Immigration Cuts Likely To Be Reversed
The Israeli minister in charge of immigration is predicting that the recent proposal to drastically cut the number of Ethiopian Jews allowed into Israel will be reversed when it comes before parliament.
“I told the prime minister that before we pass this, we will put it before the parliament to be reconsidered,” Israel’s Minister of Immigrant Absorption, Ze’ev Boim, told the Forward. Boim said he believed that the rate of Ethiopian immigration for 2007 would be restored in the coming weeks.
Last month, the Finance Ministry reduced the number of Ethiopian immigrants being granted entry to Israel each month from 300 to 150. The ministry cited budget cuts necessitated by last summer’s costly war in Lebanon as the reason for slashing the quota for Falash Mura, Ethiopian Jews who are now returning to Judaism after their ancestors converted to Christianity.
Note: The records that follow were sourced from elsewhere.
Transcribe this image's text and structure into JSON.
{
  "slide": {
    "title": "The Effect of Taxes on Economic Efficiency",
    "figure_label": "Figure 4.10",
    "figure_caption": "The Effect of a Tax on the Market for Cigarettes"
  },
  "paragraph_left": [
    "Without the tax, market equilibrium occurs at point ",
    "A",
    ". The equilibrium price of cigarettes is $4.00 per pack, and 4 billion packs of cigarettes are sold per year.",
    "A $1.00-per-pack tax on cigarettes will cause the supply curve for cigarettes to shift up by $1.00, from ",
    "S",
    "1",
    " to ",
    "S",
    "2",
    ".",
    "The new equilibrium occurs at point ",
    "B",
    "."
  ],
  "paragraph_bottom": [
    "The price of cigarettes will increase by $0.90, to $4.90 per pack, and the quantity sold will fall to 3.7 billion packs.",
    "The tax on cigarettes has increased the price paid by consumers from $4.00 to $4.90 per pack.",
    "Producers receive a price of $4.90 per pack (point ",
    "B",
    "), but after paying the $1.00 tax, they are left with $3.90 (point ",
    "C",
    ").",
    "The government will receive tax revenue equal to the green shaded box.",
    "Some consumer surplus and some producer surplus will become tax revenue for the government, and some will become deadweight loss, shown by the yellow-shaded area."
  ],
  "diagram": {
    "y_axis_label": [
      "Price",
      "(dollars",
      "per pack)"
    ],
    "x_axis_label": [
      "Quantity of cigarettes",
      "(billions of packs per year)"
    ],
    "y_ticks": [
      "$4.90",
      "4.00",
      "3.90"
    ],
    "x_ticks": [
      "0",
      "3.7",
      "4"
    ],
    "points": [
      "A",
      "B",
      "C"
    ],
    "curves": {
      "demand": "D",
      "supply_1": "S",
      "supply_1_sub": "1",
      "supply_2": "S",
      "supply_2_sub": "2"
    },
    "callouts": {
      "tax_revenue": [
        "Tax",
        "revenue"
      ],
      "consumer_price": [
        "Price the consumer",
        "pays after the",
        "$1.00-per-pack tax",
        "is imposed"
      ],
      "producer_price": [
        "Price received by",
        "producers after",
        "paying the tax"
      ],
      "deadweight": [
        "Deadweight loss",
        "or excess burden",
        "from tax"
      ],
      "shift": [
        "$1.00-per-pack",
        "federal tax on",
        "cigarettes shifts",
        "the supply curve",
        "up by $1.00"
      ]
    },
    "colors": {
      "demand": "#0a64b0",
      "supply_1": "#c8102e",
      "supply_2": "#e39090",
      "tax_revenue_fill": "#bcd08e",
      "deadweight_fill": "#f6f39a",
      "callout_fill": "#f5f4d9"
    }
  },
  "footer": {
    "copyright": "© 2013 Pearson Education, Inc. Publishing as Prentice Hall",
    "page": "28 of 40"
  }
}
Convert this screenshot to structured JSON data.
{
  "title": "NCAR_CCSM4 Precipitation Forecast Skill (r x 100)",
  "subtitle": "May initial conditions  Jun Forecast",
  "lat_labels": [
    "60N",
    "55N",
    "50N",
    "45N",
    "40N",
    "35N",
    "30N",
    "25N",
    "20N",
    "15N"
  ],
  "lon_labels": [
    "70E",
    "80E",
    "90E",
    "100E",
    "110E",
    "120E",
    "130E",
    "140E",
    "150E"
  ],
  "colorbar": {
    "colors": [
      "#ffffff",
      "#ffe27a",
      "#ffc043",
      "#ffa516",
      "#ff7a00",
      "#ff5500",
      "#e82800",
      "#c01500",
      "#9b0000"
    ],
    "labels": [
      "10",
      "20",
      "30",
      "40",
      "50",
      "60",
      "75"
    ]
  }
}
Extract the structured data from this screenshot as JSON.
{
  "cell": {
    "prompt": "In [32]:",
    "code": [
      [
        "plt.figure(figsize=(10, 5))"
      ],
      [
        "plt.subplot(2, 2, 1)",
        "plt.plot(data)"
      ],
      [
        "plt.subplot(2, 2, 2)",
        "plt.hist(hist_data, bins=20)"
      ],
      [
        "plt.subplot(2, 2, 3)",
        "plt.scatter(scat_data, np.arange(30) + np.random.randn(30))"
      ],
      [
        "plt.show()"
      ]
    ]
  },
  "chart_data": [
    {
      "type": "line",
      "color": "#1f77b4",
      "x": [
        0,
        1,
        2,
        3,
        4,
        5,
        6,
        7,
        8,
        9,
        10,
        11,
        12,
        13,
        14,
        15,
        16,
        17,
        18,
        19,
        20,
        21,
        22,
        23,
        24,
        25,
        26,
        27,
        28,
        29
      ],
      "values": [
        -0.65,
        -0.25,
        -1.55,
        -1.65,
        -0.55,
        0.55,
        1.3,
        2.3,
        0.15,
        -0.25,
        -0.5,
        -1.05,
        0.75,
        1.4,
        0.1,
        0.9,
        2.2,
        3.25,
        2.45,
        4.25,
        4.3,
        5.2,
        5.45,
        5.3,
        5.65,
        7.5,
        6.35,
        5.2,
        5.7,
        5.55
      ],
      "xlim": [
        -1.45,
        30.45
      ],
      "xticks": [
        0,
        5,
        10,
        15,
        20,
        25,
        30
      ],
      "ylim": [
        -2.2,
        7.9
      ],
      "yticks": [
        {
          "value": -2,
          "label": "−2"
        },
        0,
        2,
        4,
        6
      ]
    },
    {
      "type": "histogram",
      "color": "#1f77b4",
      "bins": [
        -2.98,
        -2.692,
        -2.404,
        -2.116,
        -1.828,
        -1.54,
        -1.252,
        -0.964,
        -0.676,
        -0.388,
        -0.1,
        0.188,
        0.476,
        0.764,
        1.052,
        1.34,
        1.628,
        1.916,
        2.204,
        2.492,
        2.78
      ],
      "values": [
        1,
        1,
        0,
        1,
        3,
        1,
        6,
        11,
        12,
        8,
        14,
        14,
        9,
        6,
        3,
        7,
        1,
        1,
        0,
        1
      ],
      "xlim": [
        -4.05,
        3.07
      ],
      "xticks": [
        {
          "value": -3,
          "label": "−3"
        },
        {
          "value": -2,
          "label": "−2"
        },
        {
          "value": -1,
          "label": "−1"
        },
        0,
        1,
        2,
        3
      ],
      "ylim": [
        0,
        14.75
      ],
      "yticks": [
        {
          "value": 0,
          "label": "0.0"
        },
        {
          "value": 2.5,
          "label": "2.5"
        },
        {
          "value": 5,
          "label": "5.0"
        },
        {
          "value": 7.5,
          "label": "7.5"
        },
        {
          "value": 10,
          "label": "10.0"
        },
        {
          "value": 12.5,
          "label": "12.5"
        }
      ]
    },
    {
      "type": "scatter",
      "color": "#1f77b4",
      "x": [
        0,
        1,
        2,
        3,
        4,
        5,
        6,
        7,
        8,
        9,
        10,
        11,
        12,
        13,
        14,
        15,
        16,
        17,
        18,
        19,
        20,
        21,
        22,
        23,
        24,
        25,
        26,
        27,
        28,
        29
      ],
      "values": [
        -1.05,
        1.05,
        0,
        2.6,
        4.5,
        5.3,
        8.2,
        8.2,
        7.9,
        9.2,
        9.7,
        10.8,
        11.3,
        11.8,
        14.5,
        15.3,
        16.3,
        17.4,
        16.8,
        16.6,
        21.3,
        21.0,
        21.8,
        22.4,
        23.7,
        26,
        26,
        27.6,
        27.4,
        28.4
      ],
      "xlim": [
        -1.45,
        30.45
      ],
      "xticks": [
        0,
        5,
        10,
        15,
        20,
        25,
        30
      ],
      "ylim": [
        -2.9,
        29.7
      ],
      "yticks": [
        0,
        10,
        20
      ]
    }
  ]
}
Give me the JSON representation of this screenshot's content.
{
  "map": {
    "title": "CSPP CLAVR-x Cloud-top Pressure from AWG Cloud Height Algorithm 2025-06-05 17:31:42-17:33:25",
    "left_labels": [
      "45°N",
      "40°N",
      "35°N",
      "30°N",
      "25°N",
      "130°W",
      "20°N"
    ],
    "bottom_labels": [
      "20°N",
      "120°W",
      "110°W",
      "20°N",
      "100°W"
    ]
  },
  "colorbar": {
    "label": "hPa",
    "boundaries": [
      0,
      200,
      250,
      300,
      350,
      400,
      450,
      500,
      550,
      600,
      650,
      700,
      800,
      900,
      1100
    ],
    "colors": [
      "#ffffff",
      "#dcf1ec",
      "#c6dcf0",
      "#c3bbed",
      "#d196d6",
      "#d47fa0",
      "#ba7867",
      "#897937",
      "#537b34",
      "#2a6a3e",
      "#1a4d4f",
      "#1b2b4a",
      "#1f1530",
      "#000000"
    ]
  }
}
American Jewish leaders raised an outcry following the proposed reduction, deeming it unacceptable that Israel would renege on its promise to complete Ethiopian immigration by the end of 2007. Some prominent Jewish professionals charged that racism, not the ballooning military budget, was the real impetus for the cuts. A promise by former prime minister Ariel Sharon in February 2005 to double the monthly pace of Falash Mura immigration, from 300 to 600 by June of that year, was never implemented after being postponed repeatedly by the government.
About 14,000 Falash Mura are currently living in squalor in the Ethiopian cities of Addis Ababa and Gondar, awaiting what they hope will be the green light to settle in Israel.
Boim expressed outrage that the government would even consider slowing the rate of the Ethiopian immigration. “Since 1948, there has not been one time that the government cut immigration, even in a time of war,” he said.
Still, Boim said, the integration of the Falash Mura into Israeli society is a far more complex undertaking than the assimilation of previous waves of newcomers to the Jewish state. He attributed the complications of resettlement to the cultural gaps between an impoverished African nation like Ethiopia and a developed country like Israel. Boim suggested that leaders of American Jewish charitable federations, who pledged to raise $100 million for the cause in an effort to push Israel to increase the rate of immigration, need to understand the challenges of absorbing the Falash Mura.
“I am in favor, and I push to bring them, but the American Jews should consider the difficulties,” he said.